Except it wasn't. While all three men recognize that she was already dead, they also believe the sighting — as incomprehensible as it was — was real. They're not the only ones.

Gaynell Cloney-Bowlen worked alongside Richard and McGuire during the Jackie Clark case. She, too, has vivid recollections of similar incongruous reports from the time.

I consider myself pragmatic. I live in a three-dimensional world. And this is the first time I encountered something that didn't fit into my worldview at all.

"I interviewed two couples that heard her screaming at midnight that night," recalls Cloney-Bowlen. "She had been dead for four hours I believe, then. And then I interviewed a little girl the next morning that saw her run across the yard and described exactly what she had on, and it was the clothes she was wearing when she was murdered."

"When it happened with Jackie, I remember Mike and Larry coming in my office that day. Both their faces were really white. And they said, 'You're not going to believe this'. I said, 'I do believe it. It happens.'"

'I would refer to it as paranormal'

As the Victims' Advocate for the Fredericton Police Force, she spent decades helping victims' families cope with the sudden loss of their loved ones.

"I would refer to it as paranormal," says Cloney-Bowlen. "I don't know if it's an energy or if the spirit isn't ready to leave, or exactly what's happening at the time, but I do know it's common when there's a lot of violence in a death."

Another Canadian murder case where later witness reports contradicted the established time of the victim's death was the abduction and murder of Christine Jessop. The nine-year-old girl disappeared from Queensville, Ont. in October of 1984. As detectives put together a timeline of events and determined her movements in the hours leading up to her murder, they came across a few accounts that to contradicted their findings. A number of residents near where the body was found remembered hearing screams several hours after her estimated time of death. 

Detectives reenacted the screams but weren't able to hear them from where the neighbours lived. They moved forward on the assumption that the screams were imagined.

The 'misinformation effect'

The scientific explanation is that these sightings are "false memories," brought on by information learned after the event took place, otherwise called the "misinformation effect." American Psychologist Elizabeth Loftus, among others, has been able to show through experimentation that memories change as new information about a past event enters our consciousness. As she put it in her TED Talk on the subject, "memory is not a recording device. It's a Wikipedia page."

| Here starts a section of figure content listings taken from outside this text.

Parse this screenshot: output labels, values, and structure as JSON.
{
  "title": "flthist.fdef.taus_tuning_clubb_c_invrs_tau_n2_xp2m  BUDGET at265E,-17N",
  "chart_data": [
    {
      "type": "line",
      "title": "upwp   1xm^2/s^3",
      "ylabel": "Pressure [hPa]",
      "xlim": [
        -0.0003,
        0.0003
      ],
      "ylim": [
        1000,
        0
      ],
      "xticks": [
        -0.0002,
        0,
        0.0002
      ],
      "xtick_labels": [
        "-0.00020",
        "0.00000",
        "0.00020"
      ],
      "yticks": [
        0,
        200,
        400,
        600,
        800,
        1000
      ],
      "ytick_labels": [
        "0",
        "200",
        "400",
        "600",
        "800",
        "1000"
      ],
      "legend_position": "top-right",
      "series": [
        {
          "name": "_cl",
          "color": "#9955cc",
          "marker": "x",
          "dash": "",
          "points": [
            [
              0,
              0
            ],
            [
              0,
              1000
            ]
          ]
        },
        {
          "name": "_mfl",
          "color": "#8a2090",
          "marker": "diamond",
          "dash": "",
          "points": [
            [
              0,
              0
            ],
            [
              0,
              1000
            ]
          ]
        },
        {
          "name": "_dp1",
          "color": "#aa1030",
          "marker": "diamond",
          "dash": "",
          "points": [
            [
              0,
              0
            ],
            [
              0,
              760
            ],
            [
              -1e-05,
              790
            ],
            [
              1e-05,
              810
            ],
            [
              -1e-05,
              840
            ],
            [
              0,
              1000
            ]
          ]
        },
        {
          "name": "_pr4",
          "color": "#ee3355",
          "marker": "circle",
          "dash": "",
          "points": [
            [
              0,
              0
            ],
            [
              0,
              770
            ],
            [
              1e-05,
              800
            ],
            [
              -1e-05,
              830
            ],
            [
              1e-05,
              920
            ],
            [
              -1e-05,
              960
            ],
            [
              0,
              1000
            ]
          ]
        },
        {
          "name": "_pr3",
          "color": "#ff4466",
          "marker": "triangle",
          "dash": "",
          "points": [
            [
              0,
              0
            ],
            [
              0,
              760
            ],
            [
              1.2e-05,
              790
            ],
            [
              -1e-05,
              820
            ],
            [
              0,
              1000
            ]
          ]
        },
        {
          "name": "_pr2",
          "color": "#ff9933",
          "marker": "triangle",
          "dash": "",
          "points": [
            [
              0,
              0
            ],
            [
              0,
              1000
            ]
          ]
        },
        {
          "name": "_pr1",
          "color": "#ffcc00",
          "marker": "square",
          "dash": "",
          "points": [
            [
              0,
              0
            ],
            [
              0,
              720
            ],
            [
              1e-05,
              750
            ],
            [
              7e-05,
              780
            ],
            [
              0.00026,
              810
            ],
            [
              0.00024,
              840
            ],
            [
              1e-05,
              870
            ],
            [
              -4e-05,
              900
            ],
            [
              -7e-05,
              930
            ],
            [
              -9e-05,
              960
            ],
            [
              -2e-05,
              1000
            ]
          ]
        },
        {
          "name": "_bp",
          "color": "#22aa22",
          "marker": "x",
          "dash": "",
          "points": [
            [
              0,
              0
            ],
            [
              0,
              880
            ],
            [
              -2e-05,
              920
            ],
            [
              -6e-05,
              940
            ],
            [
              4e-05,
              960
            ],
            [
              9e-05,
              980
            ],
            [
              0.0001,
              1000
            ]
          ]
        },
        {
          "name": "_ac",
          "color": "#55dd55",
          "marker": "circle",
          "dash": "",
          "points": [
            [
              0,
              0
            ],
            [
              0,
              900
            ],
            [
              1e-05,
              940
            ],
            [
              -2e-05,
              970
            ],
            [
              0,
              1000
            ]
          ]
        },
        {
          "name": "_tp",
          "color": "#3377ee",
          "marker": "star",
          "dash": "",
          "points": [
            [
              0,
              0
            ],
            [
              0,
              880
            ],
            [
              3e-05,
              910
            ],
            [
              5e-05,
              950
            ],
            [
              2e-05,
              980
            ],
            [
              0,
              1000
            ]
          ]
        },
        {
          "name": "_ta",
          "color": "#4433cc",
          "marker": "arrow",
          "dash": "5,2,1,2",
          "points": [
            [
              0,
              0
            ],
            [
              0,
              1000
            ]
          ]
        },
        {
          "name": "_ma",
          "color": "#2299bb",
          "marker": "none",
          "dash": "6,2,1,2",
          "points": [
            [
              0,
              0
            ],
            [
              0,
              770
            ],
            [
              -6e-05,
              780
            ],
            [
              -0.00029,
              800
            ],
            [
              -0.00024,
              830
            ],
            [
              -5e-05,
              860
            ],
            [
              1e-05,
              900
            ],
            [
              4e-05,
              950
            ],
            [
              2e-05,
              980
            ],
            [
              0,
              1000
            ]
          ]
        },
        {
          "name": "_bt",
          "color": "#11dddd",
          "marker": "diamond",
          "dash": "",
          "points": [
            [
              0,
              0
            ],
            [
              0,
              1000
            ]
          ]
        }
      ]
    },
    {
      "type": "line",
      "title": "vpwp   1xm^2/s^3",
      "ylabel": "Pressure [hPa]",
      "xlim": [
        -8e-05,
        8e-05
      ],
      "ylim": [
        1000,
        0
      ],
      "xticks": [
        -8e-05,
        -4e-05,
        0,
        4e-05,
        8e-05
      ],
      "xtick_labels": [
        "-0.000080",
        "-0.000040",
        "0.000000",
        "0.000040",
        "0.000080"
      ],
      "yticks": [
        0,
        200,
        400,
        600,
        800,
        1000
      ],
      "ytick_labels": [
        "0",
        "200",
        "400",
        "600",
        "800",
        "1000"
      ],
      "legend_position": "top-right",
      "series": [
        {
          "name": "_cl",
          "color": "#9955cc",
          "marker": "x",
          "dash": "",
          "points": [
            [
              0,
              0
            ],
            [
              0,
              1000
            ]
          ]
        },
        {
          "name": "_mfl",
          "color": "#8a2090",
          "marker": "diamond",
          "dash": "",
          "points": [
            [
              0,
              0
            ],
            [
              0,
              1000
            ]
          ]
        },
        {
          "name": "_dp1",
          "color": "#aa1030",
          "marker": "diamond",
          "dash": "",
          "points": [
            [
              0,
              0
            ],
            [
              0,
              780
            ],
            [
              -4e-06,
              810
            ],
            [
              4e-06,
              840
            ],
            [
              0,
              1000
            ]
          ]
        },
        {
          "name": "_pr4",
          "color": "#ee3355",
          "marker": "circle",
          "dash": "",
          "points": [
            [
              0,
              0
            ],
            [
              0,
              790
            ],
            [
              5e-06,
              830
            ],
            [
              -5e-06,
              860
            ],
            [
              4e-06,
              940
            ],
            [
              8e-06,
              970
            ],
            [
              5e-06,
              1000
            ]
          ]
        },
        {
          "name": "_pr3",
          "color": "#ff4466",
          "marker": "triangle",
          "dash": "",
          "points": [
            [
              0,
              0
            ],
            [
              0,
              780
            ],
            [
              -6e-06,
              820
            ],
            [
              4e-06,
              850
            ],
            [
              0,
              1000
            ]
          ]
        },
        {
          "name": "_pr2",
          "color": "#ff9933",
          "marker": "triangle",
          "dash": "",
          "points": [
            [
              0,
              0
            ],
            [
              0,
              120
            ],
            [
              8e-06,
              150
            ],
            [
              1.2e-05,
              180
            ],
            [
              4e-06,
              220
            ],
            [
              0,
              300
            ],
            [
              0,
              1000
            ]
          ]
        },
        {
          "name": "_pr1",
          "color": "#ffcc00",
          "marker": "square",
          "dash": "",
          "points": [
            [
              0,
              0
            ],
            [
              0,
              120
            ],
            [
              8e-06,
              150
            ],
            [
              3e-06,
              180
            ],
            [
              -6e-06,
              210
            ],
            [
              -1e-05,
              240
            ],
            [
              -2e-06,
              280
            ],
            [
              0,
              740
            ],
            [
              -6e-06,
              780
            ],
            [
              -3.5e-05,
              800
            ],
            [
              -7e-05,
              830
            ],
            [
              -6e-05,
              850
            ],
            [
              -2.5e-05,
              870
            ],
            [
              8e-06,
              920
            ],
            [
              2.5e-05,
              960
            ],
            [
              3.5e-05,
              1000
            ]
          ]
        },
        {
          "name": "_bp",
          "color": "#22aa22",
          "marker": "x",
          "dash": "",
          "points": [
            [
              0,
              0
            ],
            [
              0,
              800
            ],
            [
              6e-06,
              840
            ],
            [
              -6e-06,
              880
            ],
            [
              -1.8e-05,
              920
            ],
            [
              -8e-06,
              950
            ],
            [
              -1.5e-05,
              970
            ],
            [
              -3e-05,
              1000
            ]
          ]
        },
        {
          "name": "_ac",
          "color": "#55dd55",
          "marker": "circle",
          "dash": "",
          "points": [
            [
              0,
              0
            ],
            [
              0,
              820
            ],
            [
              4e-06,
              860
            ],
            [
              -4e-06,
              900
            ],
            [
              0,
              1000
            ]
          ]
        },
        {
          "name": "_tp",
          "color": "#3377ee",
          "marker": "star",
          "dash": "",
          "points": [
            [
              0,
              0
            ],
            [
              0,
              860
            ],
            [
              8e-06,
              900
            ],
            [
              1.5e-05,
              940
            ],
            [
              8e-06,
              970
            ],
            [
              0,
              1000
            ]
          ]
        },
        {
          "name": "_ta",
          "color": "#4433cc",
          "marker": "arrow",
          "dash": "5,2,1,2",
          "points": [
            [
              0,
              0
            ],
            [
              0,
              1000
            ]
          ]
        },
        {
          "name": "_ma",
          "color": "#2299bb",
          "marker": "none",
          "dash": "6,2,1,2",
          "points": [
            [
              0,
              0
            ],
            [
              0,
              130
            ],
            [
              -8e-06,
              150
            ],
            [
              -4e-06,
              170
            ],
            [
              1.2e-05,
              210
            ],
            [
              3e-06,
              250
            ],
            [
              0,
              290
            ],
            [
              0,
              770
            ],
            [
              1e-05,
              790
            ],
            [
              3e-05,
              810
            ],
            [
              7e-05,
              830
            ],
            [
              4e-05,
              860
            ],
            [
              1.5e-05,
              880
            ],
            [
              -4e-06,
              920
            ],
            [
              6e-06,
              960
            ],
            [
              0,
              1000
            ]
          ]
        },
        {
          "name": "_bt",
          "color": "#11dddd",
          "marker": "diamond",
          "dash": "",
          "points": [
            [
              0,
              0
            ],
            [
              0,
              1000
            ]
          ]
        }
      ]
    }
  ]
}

Cloney-Bowlen, however, says there are more factors to consider than re-shaping memories, especially when discussing the Jackie Clark case.

"False memories don't explain how these things make you feel," she says. "I kept it to myself for years. Never spoke about it again until very recently."

Detective Richard isn't any closer to explaining the phenomenon for himself, but he maintains that Jackie was seen.

"I can tell you, after being in the middle of an investigation where this did happen, I spent a great deal of time thinking about what it means," Richard says. "I consider myself pragmatic. I live in a three-dimensional world. And this is the first time I encountered something that didn't fit into my worldview at all."